You have stepper reset set to set to key-off, but no ECU hold power set up so the idle valve is never going to reset. The idle valve is going to be in a different place everytime you start it and the ecu has no way of knowing where it is. If the main relay control has not been wired as per one of the hold power schemes then your best option would be to change the stepper reset to "key on fuel lockout", it will then do the reset when you switch on ignition and will apply a fuel cut to prevent it starting if you attempt to start while the reset is occurring. So, turn the ignition on, wait a couple of seconds for it to reset before cranking. Your base position will likely need re-tuning after changing that.
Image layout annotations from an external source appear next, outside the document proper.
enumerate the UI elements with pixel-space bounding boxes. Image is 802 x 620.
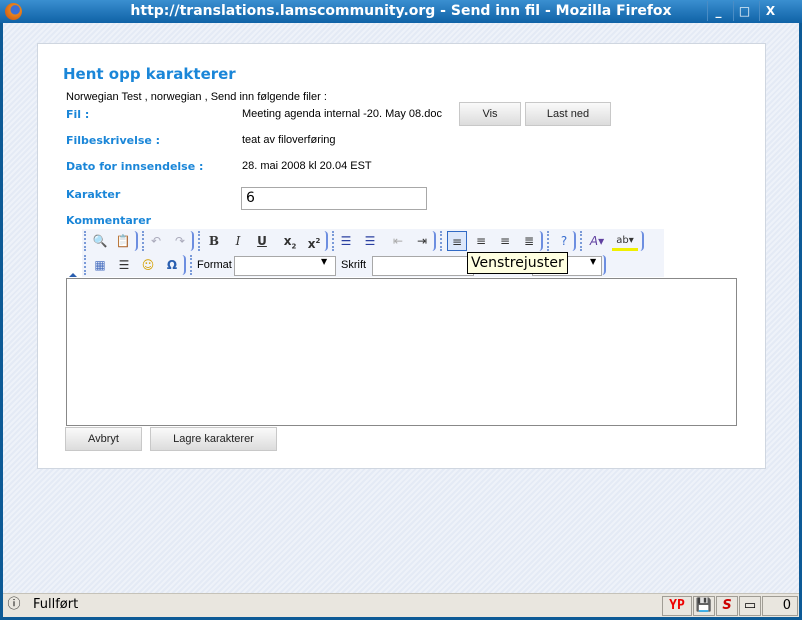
format-label: Format bbox=[197, 259, 232, 271]
paste-word-icon[interactable]: 📋 bbox=[113, 231, 133, 251]
toolbar-separator bbox=[580, 231, 583, 251]
grade-label: Karakter bbox=[66, 188, 121, 201]
toolbar-separator bbox=[84, 255, 87, 275]
toolbar-group-end bbox=[539, 231, 543, 251]
stumble-icon[interactable]: S bbox=[716, 596, 738, 616]
toolbar-group-end bbox=[182, 255, 186, 275]
table-icon[interactable]: ▦ bbox=[90, 255, 110, 275]
chevron-down-icon[interactable]: ▼ bbox=[590, 257, 596, 266]
yp-icon[interactable]: YP bbox=[662, 596, 692, 616]
toolbar-separator bbox=[198, 231, 201, 251]
description-label: Filbeskrivelse : bbox=[66, 134, 161, 147]
ordered-list-icon[interactable]: ☰ bbox=[336, 231, 356, 251]
save-grades-button[interactable]: Lagre karakterer bbox=[150, 427, 277, 451]
toolbar-group-end bbox=[602, 255, 606, 275]
date-value: 28. mai 2008 kl 20.04 EST bbox=[242, 160, 372, 172]
indent-icon[interactable]: ⇥ bbox=[412, 231, 432, 251]
grade-input[interactable]: 6 bbox=[241, 187, 427, 210]
close-button[interactable]: X bbox=[759, 1, 781, 21]
window-titlebar: http://translations.lamscommunity.org - … bbox=[0, 0, 802, 23]
background-color-icon[interactable]: ab▾ bbox=[612, 231, 638, 251]
collapse-toolbar-icon[interactable] bbox=[69, 269, 77, 277]
toolbar-separator bbox=[142, 231, 145, 251]
firefox-logo-icon bbox=[5, 3, 22, 20]
content-panel: Hent opp karakterer Norwegian Test , nor… bbox=[37, 43, 766, 469]
align-left-icon[interactable]: ≡ bbox=[447, 231, 467, 251]
outdent-icon[interactable]: ⇤ bbox=[388, 231, 408, 251]
toolbar-group-end bbox=[190, 231, 194, 251]
chevron-down-icon[interactable]: ▼ bbox=[321, 257, 327, 266]
page-title: Hent opp karakterer bbox=[63, 65, 236, 83]
toolbar-separator bbox=[440, 231, 443, 251]
security-icon[interactable]: ⓘ bbox=[4, 596, 24, 616]
minimize-button[interactable]: _ bbox=[707, 1, 729, 21]
preview-icon[interactable]: 🔍 bbox=[90, 231, 110, 251]
toolbar-group-end bbox=[324, 231, 328, 251]
toolbar-separator bbox=[84, 231, 87, 251]
comments-editor[interactable] bbox=[66, 278, 737, 426]
cancel-button[interactable]: Avbryt bbox=[65, 427, 142, 451]
align-right-icon[interactable]: ≡ bbox=[495, 231, 515, 251]
font-label: Skrift bbox=[341, 259, 367, 271]
file-name: Meeting agenda internal -20. May 08.doc bbox=[242, 108, 442, 120]
intro-text: Norwegian Test , norwegian , Send inn fø… bbox=[66, 91, 327, 103]
file-label: Fil : bbox=[66, 108, 90, 121]
toolbar-group-end bbox=[572, 231, 576, 251]
page-viewport: Hent opp karakterer Norwegian Test , nor… bbox=[3, 23, 799, 593]
description-value: teat av filoverføring bbox=[242, 134, 336, 146]
date-label: Dato for innsendelse : bbox=[66, 160, 204, 173]
toolbar-separator bbox=[547, 231, 550, 251]
comments-label: Kommentarer bbox=[66, 214, 152, 227]
toolbar-separator bbox=[190, 255, 193, 275]
align-center-icon[interactable]: ≡ bbox=[471, 231, 491, 251]
smiley-icon[interactable]: ☺ bbox=[138, 255, 158, 275]
help-icon[interactable]: ? bbox=[554, 231, 574, 251]
subscript-icon[interactable]: x2 bbox=[280, 231, 300, 251]
editor-toolbar: 🔍 📋 ↶ ↷ B I U x2 x2 ☰ ☰ ⇤ ⇥ ≡ ≡ ≡ ≣ ? A▾… bbox=[69, 229, 664, 277]
tooltip: Venstrejuster bbox=[467, 252, 568, 274]
redo-icon[interactable]: ↷ bbox=[170, 231, 190, 251]
bold-icon[interactable]: B bbox=[204, 231, 224, 251]
underline-icon[interactable]: U bbox=[252, 231, 272, 251]
unordered-list-icon[interactable]: ☰ bbox=[360, 231, 380, 251]
toolbar-group-end bbox=[134, 231, 138, 251]
screen-capture-icon[interactable]: ▭ bbox=[739, 596, 761, 616]
download-button[interactable]: Last ned bbox=[525, 102, 611, 126]
save-page-icon[interactable]: 💾 bbox=[693, 596, 715, 616]
font-select[interactable] bbox=[372, 256, 474, 276]
text-color-icon[interactable]: A▾ bbox=[584, 231, 610, 251]
toolbar-group-end bbox=[640, 231, 644, 251]
special-char-icon[interactable]: Ω bbox=[162, 255, 182, 275]
toolbar-separator bbox=[332, 231, 335, 251]
view-button[interactable]: Vis bbox=[459, 102, 521, 126]
status-bar: ⓘ Fullført YP 💾 S ▭ 0 bbox=[3, 593, 799, 617]
toolbar-group-end bbox=[432, 231, 436, 251]
notification-counter[interactable]: 0 bbox=[762, 596, 798, 616]
horizontal-rule-icon[interactable]: ☰ bbox=[114, 255, 134, 275]
status-text: Fullført bbox=[33, 597, 79, 612]
superscript-icon[interactable]: x2 bbox=[304, 231, 324, 251]
window-title: http://translations.lamscommunity.org - … bbox=[130, 3, 672, 19]
undo-icon[interactable]: ↶ bbox=[146, 231, 166, 251]
maximize-button[interactable]: □ bbox=[733, 1, 755, 21]
justify-icon[interactable]: ≣ bbox=[519, 231, 539, 251]
italic-icon[interactable]: I bbox=[228, 231, 248, 251]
No this is an OBD2 protocol device only as far as I know. OBD2 is a request/response type communication, there isn't data continuously broadcast. So for example to get lambda from this device, the "Scan tool" needs to first request it, in human language it would look something like this: "hello, Im a scan tool, ECU #6, please send me the current 02 data for sensor #2", the gauge then responds with just a single data point for that specific request and includes confirmation of what device it came from and what it represented. If you want a continuous stream of data you have to keep requesting it again and again - and you cant make a request until the previous data has been received. You could probably make it work with user streams by sending out a constant request, but the nature of this protocol is slow, probably less than ~10Hz at a guess so you would be better to use the analog output for connection to an ECU. The intent of the gauge is to be convenient to log alongside ecu data with an OBD2 based logger like HP tuners etc, it is not designed to send data to an ecu this way.